Las Hermanas del Valle es una “orden” altamente inusual de monjas que cultivan cannabis. La orden está compuesta por sólo dos miembros, la hermana Kate y la hermana Darcy. Su ‘abadía’ es una casa de tres dormitorios en las afueras de Merced, California, en la que cultivan hierba en un garaje.
A pesar de que no son miembros de una orden religiosa, la hermana Kate y la hermana Darcy se llaman a sí mismas monjas. Se visten con modestia (faldas largas de denim, camisas con cuello blanco, y hábitos de monja), y desde hace un año, su búsqueda espiritual ha servido para curar enfermedades con la ayuda de la marihuana.
Utilizando cannabinoides (CDB, el componente medicinal de la hierba que no es psicoactivo), vienen fabricando tinturas y ungüentos en su cocina, y vendiendo los productos a través de su tienda en Etsy.

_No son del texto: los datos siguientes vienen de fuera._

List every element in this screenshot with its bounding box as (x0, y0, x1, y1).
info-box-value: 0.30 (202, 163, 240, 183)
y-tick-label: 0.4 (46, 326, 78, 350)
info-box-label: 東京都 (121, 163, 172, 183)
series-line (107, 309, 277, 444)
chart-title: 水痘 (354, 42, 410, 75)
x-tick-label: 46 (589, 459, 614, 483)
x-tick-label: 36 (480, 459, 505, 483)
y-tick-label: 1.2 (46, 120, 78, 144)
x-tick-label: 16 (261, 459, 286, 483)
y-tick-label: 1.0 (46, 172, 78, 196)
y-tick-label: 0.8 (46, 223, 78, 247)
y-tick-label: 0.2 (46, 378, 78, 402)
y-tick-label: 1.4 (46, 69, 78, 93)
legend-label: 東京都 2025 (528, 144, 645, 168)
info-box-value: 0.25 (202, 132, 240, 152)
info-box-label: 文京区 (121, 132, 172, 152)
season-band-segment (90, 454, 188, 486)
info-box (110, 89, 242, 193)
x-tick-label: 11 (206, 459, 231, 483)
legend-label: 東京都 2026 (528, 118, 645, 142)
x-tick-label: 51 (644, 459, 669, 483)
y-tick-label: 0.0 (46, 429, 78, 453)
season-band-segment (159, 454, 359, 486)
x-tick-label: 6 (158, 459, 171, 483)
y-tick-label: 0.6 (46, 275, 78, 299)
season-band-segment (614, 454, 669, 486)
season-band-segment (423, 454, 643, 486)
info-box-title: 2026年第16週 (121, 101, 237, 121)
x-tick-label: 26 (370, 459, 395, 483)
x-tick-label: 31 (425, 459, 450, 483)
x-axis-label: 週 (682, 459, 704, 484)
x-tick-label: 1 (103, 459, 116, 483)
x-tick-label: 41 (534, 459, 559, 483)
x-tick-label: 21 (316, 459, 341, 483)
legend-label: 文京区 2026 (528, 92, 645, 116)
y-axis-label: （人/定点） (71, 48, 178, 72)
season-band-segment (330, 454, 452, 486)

“Hacemos aceite de CDB que quita las convulsiones, y un millón de otras cosas”, dijo la hermana de Kate, que armó originalmente el negocio, y más tarde tomó a la hermana Darcy como aprendiz. “Y hacemos un bálsamo, que es un de usos múltiples…, y nos dimos cuenta de que cura las migrañas, resacas, dolores de oído, dermatitis de pañal, dolor de muelas. Pasamos muy poco tiempo de rodillas, pero cuando hacemos nuestra medicina es en un ambiente de oración, es un momento de oración”.
En sus propias palabras, las hermanas “no están afiliadas a ninguna religión terrenal tradicional”. The Guardian describe sus principios como una mezcla de espiritualidad new age, ecologismo, progresismo, feminismo y buenas prácticas de negocio.